Anat Biegon used to be Pharmos' CSO--very bright. The delay to administration has been the bane of most stroke and TBI drugs--Lord knows if you give a rat a neuroprotectant before occluding them, they do very well (often 80-90% protection).
  That paper raised an intriguing hypothesis--that one needs to downregulate glutamate the first hour, and upregulate it afterwards. Since NMDA receptor inhibition was thought to be the lesser of dex's mechanisms (inflammatory cytokine inhibition  (NFkappaB for example), and free radical scavenging were more salient), I hoped this was not a critical element, and the preclinical data predicted benefit out to six hours.
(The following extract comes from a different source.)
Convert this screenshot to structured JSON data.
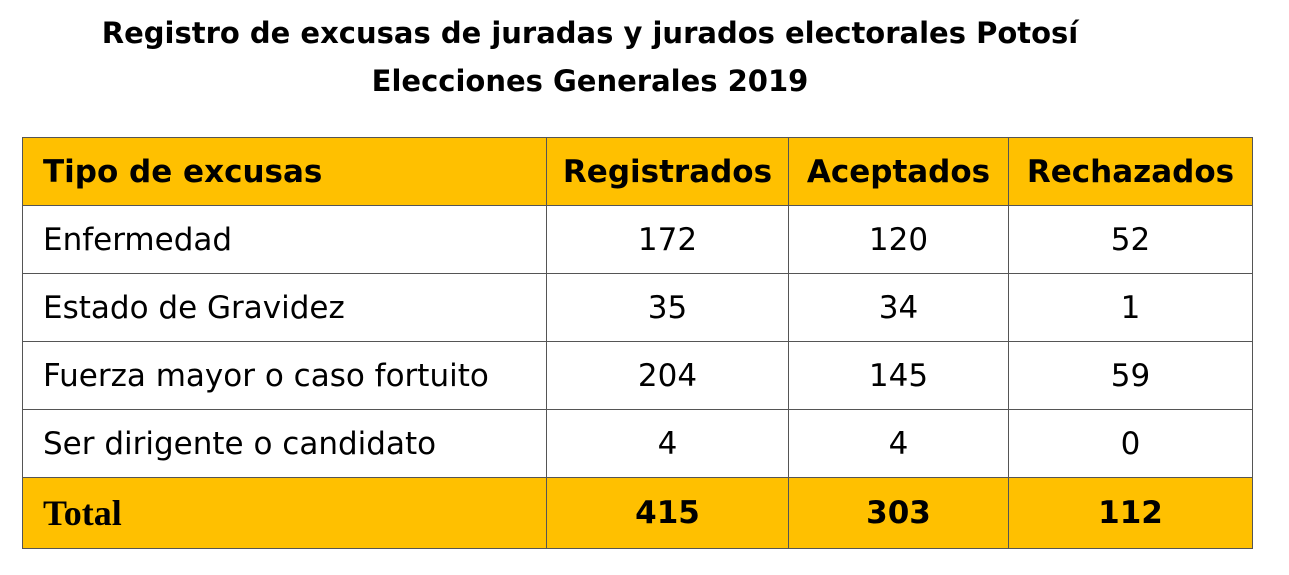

The PhII and PhIII both had mean delays of around five hours, so this doesnt account for the discrepancy between trials. I asked them if there was a length of delay effect--they said they had broken it into 0-4 hour vs 5-6 hour categories, and found no effect. I'll bet there were no patients administered at one hour, few if any at 2 hrs. So--it may be that you have to give it in the ambulance for it to have an effect.
  But it is the reason the CABG indication was appealing--you had absolute control over timing, everyone gets it as prophylaxis.
  After all this, if a family member of mine had the option of dex after a TBI, I'd sure as hell say yes.